International Journal of Medical Research & Health Sciences (IJMRHS)
ISSN: 2319-5886 Indexed in: ESCI (Thomson Reuters)


The Concept of Stem Cells Transplantation: Identifying the Acceptance and Refusal Rates among Saudi Population

Author(s):Amani A. Alrehaili, Sarah Alshihri, Rahaf Althobaiti, Nojoud Alazizi, Amal F. Gharib, Maha M. Bakhuraysah, Hind A. Alzahrani and Hayaa M. Alhuthali*

Background: Despite the fact Stem Cell-based Therapy (SCT) has attracted increasing attention and shown considerable progress, its clinical application is limited. The major obstacle is finding a matching family donor. In Saudi Arabia, 60% of paediatrics and 30% of adult patients cannot find a matching donor in their family. To our knowledge, little evidence has been published worldwide to assess the general public’s awareness and attitudes regarding SCT. The current study aims to evaluate the public’s knowledge and its acceptance and refusal rate of SCT and stem-cell donation in Saudi Arabia. Methods: A cross-sectional study was conducted to involve the public of Saudi Arabia of both genders. Voluntary questionnaires of 22 multiple-choice questions consisting of demographics, knowledge, and acceptance and refusal rate toward SCT and stem cell donation were distributed randomly. Results: A total of 502 participants completed the questionnaire.
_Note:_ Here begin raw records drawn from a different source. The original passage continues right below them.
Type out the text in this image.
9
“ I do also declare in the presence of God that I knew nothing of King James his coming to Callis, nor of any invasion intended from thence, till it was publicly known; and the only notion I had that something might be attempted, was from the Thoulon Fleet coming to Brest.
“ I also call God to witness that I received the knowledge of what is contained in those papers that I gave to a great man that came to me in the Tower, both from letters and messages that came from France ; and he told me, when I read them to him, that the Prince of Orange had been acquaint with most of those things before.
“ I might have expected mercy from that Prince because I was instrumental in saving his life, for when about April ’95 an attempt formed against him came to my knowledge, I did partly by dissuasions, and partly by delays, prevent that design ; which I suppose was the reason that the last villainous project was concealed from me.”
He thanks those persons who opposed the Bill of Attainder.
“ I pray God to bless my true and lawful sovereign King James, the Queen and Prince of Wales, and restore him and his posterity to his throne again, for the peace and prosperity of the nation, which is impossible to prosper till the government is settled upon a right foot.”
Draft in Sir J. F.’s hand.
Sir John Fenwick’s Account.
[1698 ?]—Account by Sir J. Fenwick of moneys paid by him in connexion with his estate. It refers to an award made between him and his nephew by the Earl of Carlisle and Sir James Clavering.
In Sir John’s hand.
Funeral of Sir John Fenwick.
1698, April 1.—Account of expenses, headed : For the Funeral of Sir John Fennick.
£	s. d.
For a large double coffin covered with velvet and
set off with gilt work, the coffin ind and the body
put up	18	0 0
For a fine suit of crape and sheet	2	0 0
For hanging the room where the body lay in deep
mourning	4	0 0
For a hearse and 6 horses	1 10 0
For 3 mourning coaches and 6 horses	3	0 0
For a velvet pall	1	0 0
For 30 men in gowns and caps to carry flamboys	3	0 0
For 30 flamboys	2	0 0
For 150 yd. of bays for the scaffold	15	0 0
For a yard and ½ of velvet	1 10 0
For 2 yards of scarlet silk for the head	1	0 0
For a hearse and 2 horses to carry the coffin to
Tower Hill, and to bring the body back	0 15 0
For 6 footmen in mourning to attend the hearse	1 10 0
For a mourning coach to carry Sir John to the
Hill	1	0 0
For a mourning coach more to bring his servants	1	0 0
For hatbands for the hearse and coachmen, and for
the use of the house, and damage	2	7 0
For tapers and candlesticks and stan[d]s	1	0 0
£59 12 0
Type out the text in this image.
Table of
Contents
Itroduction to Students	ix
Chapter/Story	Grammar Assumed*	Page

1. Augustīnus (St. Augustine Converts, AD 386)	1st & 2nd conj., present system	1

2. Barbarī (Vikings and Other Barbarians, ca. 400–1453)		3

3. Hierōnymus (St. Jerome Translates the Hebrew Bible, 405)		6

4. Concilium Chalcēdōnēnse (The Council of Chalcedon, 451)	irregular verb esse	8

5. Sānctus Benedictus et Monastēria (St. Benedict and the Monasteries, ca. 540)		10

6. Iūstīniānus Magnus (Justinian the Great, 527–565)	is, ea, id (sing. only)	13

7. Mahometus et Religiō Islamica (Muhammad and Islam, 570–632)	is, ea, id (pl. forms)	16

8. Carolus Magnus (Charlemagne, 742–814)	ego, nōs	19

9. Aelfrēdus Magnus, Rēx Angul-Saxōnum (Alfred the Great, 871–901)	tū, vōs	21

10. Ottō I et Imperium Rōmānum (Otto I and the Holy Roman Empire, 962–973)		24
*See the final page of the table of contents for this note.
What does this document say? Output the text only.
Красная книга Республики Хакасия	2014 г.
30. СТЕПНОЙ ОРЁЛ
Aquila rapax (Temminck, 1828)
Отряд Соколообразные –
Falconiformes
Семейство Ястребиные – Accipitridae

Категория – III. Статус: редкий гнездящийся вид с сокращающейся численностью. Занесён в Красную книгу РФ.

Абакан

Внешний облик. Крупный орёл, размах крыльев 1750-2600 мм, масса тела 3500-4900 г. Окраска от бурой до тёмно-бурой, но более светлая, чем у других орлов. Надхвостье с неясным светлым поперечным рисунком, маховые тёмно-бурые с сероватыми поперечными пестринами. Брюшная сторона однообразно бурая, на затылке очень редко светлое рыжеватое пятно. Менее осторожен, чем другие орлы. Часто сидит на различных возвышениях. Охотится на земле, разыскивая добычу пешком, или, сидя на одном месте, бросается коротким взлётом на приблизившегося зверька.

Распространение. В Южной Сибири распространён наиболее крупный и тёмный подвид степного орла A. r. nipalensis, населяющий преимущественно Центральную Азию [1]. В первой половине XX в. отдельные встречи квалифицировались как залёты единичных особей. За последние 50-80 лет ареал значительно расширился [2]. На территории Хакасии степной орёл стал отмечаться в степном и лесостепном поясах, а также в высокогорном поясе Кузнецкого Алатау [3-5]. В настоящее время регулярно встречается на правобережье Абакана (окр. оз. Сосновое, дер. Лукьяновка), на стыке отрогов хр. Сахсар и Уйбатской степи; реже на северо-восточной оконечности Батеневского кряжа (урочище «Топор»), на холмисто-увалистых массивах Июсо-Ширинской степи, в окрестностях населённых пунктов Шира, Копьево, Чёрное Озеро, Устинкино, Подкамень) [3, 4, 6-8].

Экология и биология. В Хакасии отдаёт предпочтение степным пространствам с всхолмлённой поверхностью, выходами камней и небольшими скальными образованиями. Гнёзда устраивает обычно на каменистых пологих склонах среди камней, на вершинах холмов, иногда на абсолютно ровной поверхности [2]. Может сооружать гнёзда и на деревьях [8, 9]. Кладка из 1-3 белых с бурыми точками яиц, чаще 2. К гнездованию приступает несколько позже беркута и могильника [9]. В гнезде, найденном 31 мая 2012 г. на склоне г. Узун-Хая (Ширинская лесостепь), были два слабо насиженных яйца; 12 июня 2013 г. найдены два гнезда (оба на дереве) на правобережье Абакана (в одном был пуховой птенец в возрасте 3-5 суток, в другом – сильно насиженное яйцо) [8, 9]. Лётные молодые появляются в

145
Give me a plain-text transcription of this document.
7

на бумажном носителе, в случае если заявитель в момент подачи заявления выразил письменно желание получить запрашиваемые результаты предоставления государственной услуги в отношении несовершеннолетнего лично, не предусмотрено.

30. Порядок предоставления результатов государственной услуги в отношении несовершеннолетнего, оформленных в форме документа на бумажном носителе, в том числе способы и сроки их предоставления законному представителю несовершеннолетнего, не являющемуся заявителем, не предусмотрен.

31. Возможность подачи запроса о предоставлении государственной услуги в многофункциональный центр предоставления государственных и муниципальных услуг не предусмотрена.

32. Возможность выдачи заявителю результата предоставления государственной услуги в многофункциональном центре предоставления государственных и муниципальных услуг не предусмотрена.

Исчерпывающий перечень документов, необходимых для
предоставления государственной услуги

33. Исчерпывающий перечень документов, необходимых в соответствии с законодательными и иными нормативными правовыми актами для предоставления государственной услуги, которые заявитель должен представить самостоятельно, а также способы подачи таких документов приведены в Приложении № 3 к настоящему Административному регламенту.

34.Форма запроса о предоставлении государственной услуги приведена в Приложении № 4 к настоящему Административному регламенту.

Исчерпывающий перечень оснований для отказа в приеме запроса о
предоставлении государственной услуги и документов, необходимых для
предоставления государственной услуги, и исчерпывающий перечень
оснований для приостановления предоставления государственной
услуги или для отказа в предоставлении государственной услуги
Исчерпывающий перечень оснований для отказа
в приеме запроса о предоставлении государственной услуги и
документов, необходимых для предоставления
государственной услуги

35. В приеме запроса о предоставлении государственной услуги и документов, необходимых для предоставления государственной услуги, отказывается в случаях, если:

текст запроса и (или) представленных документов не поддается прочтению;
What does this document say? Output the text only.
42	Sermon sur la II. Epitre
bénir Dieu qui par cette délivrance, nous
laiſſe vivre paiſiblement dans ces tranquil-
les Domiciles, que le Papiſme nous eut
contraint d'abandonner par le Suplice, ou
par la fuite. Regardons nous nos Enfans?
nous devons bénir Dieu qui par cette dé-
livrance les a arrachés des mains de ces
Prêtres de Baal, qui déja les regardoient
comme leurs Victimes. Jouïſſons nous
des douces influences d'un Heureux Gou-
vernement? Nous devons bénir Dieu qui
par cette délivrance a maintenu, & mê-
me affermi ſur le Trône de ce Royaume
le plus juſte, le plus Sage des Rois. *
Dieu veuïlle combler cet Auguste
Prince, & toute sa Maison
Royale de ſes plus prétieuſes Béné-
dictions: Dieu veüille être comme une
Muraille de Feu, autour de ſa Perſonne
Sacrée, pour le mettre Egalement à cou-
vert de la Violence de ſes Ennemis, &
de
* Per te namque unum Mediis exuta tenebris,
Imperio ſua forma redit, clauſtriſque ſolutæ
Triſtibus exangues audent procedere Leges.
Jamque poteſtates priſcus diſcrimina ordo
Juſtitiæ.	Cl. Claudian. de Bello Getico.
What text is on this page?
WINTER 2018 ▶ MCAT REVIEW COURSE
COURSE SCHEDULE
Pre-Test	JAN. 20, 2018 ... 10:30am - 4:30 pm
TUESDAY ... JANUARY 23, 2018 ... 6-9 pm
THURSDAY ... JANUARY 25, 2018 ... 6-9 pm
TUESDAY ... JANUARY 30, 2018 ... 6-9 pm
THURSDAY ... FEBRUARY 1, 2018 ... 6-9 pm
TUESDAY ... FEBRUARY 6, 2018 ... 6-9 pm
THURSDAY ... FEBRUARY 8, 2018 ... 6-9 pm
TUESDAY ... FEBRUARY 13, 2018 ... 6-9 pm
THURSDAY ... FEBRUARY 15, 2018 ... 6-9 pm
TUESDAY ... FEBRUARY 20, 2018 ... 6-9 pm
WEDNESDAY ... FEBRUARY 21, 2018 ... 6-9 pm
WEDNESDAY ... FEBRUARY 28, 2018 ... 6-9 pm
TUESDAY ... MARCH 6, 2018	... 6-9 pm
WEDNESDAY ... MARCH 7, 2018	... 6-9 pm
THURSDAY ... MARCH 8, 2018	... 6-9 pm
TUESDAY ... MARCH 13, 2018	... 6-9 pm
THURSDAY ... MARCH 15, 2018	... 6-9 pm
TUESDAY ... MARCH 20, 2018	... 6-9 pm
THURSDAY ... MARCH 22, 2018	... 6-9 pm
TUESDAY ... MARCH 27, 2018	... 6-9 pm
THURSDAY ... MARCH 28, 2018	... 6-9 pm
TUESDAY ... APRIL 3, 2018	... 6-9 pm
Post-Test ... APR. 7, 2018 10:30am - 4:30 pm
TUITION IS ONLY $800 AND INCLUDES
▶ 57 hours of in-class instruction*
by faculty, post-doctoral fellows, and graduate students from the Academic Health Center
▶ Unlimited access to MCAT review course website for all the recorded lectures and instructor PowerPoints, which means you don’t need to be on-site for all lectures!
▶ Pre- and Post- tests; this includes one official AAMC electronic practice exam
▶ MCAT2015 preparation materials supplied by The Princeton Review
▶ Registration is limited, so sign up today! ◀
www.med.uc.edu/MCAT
Most participants were female ( 94.4% , n=474), between 18 and 26 years of age (65.7%, n=330), and 56.2% (n=283) were at high school level and below. Participants showed low levels of basic knowledge regarding SCT: only 19.5% (n=98) gave the correct answer for stem cell sources, 26.9% (n=135) were aware of SCT centres and 38.2% (n=192) were aware of the possible factors affecting the success of SCT. A low percentage (1.8%) of respondents was registered at the Saudi Stem Cell Donor Registry (SSCDR). The internet and social media were the major sources of knowledge for half the participants. Interestingly, even though some participants expressed concerns, three-quarters of them stated their acceptance towards SCT and donation, especially if there were a need. Conclusion: The public’s lack of knowledge about SCT and its concerns toward stem cell donation contributes to the shortage of donor availability, suggesting a need to increase the level of awareness and motivation. This study highly recommends implementing comprehensive educational campaigns, counselling programs, and clarifying the place and role of SCT centres.